Chris Leyland, deputy chief investment officer for True Potential, explains: “A lot depends on the future level of inflation.
“A rate hovering between 2 per cent and 4 per cent, as a rough rule of thumb, represents a sweet spot.
"Equity investors invested in businesses earning double-digit returns on invested capital should benefit and the ongoing economic healing we are witnessing allows fixed income investors to benefit from narrowing credit spreads."
That said, any rise in inflation in this low-interest world is a consideration for investors in terms of spending power in the investor’s pocket. Mr Leyland adds: “Beyond a certain level, inflation is bad for all investors and it is why central banks seek to manage it.”
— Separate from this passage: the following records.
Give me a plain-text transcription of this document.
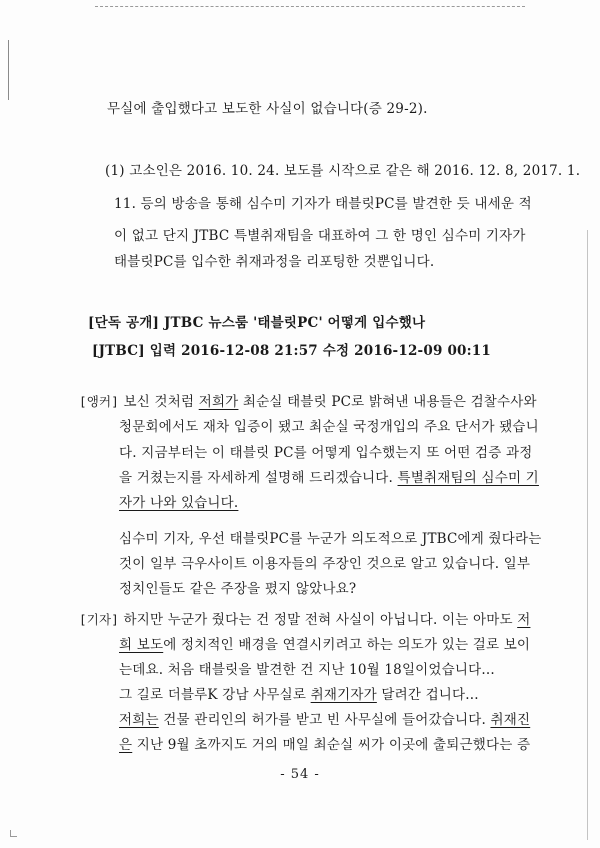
무실에 출입했다고 보도한 사실이 없습니다(증 29-2).
(1) 고소인은 2016. 10. 24. 보도를 시작으로 같은 해 2016. 12. 8, 2017. 1.
11. 등의 방송을 통해 심수미 기자가 태블릿PC를 발견한 듯 내세운 적
이 없고 단지 JTBC 특별취재팀을 대표하여 그 한 명인 심수미 기자가
태블릿PC를 입수한 취재과정을 리포팅한 것뿐입니다.
[단독 공개] JTBC 뉴스룸 '태블릿PC' 어떻게 입수했나
[JTBC] 입력 2016-12-08 21:57 수정 2016-12-09 00:11
[앵커] 보신 것처럼 저희가 최순실 태블릿 PC로 밝혀낸 내용들은 검찰수사와
청문회에서도 재차 입증이 됐고 최순실 국정개입의 주요 단서가 됐습니
다. 지금부터는 이 태블릿 PC를 어떻게 입수했는지 또 어떤 검증 과정
을 거쳤는지를 자세하게 설명해 드리겠습니다. 특별취재팀의 심수미 기
자가 나와 있습니다.
심수미 기자, 우선 태블릿PC를 누군가 의도적으로 JTBC에게 줬다라는
것이 일부 극우사이트 이용자들의 주장인 것으로 알고 있습니다. 일부
정치인들도 같은 주장을 폈지 않았나요?
[기자] 하지만 누군가 줬다는 건 정말 전혀 사실이 아닙니다. 이는 아마도 저
희 보도에 정치적인 배경을 연결시키려고 하는 의도가 있는 걸로 보이
는데요. 처음 태블릿을 발견한 건 지난 10월 18일이었습니다...
그 길로 더블루K 강남 사무실로 취재기자가 달려간 겁니다...
저희는 건물 관리인의 허가를 받고 빈 사무실에 들어갔습니다. 취재진
은 지난 9월 초까지도 거의 매일 최순실 씨가 이곳에 출퇴근했다는 증
- 54 -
Therefore, advisers should be looking for ways to mitigate the eroding effect of inflation on the value of portfolios.
Jonathan Baltora, portfolio manager for AXA Investment Managers, says: “Inflation is a concern across bond investors.
“After years of falling inflation, the normalisation we are currently witnessing is a concern.”
ONS: January 2006 to April 2017 - peaks and troughs in CPI
He gives two reasons for this concern: central banks starting to normalise monetary policies, and the concept of financial repression.
Mr Baltora explains the effect of large-scale asset purchases on long-term interest rates have had the effect of pushing bond yields lower. “On average, 25 per cent of an economy’s GDP in asset purchase equates to 1 per cent lower bond yields, which gives an idea of how big a post-quantitative easing bond yield normalisation could be. No doubt this would be negative for longer-term bond holdings.”
Moreover, he says should the Federal Reserve decide to gradually unwind its balance sheet by not reinvesting the proceeds from maturing bonds, there is a risk that longer maturities would under-perform and the yield curve would steepen.
“In this regard, shorter maturities on the curve look more attractive to us as interest rate hikes will be far more gradual and less numerous than in earlier economic cycles, due to higher indebtedness and lower structural growth,” he says.